Center-Based Child Care Rate Increase

  • Description
  • Funding History
  • Proposals

Increases in the rates the state pays to early education centers for each child in subsidized care can help facilitate improvements in salary, benefits, and working conditions for early education teachers. Having adequate rates for subsidized care providers is a significant challenge facing efforts to improve early education in the Commonwealth. Salaries for early education and care teachers in Massachusetts averaged just $26,000 in 2016. This is only 35 percent of average salaries paid to teachers in the public K-12 school system.
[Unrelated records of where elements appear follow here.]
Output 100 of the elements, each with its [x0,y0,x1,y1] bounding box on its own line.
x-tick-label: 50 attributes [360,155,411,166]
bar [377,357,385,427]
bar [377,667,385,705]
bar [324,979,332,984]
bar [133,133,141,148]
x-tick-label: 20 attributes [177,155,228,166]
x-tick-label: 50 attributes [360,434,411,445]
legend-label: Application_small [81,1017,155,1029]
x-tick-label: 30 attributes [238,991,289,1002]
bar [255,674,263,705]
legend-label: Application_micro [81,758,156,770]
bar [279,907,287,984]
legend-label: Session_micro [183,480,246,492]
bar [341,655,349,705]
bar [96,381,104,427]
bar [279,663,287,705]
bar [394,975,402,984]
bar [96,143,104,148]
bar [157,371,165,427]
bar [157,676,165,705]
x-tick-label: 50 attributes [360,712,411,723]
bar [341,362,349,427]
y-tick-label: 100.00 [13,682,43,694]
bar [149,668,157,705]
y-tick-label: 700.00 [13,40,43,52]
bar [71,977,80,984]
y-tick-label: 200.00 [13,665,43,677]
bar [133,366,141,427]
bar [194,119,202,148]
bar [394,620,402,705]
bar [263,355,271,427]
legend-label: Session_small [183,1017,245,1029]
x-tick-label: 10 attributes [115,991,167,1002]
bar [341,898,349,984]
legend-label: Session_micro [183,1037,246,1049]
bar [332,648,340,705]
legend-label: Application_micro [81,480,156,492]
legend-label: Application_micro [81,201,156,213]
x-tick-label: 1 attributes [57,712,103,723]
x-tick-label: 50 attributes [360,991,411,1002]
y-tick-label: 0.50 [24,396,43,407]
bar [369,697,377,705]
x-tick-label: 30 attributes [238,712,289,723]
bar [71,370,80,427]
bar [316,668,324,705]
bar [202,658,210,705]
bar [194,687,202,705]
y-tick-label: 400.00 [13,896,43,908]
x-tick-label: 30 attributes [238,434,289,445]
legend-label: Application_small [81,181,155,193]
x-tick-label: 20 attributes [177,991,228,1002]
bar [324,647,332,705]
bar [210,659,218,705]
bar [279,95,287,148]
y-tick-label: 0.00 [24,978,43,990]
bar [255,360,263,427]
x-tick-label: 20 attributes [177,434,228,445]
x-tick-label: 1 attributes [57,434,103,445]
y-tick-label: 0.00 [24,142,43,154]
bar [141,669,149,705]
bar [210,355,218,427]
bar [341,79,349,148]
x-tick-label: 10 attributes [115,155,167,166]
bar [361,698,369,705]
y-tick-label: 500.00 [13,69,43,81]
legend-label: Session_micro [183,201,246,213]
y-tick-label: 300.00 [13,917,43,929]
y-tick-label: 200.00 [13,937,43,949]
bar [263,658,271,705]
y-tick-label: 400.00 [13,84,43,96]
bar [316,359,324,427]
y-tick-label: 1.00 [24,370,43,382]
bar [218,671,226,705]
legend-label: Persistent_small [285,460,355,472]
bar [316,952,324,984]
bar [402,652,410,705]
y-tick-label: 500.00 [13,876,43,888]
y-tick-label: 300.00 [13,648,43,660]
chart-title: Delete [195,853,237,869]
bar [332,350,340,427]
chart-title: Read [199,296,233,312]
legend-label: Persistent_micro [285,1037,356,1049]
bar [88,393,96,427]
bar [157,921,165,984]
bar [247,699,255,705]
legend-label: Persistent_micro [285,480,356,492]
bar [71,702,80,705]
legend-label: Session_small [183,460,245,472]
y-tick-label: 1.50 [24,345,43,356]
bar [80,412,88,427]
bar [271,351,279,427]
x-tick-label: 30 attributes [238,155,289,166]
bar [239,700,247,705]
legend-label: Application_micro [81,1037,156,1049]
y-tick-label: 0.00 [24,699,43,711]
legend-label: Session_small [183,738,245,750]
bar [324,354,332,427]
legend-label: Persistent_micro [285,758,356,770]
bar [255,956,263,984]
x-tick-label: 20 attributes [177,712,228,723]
In FY 2018, the Governor, House, as well as the Senate proposed dedicated funding for salary increases and professional development for early educators through a new line item Center-Based Child Care Rate Increase. There was a similar line-item, Early Education and Care Provider Rate Increase, for the same purpose in FY 2017.

Salary and benefit increases along with professional development are key mechanisms to improve the quality of services available for young children. When rates paid by the state to child care centers are too low relative to their costs, early educators are unable to attain salaries and benefits in line with their training and state standards for delivering quality early care. This contributes to problems retaining qualified early education teachers and strain on centers offering services, particularly for low-income kids. This presents a major challenge limiting the Commonwealth’s ability to provide high-quality early education and care for more of our children.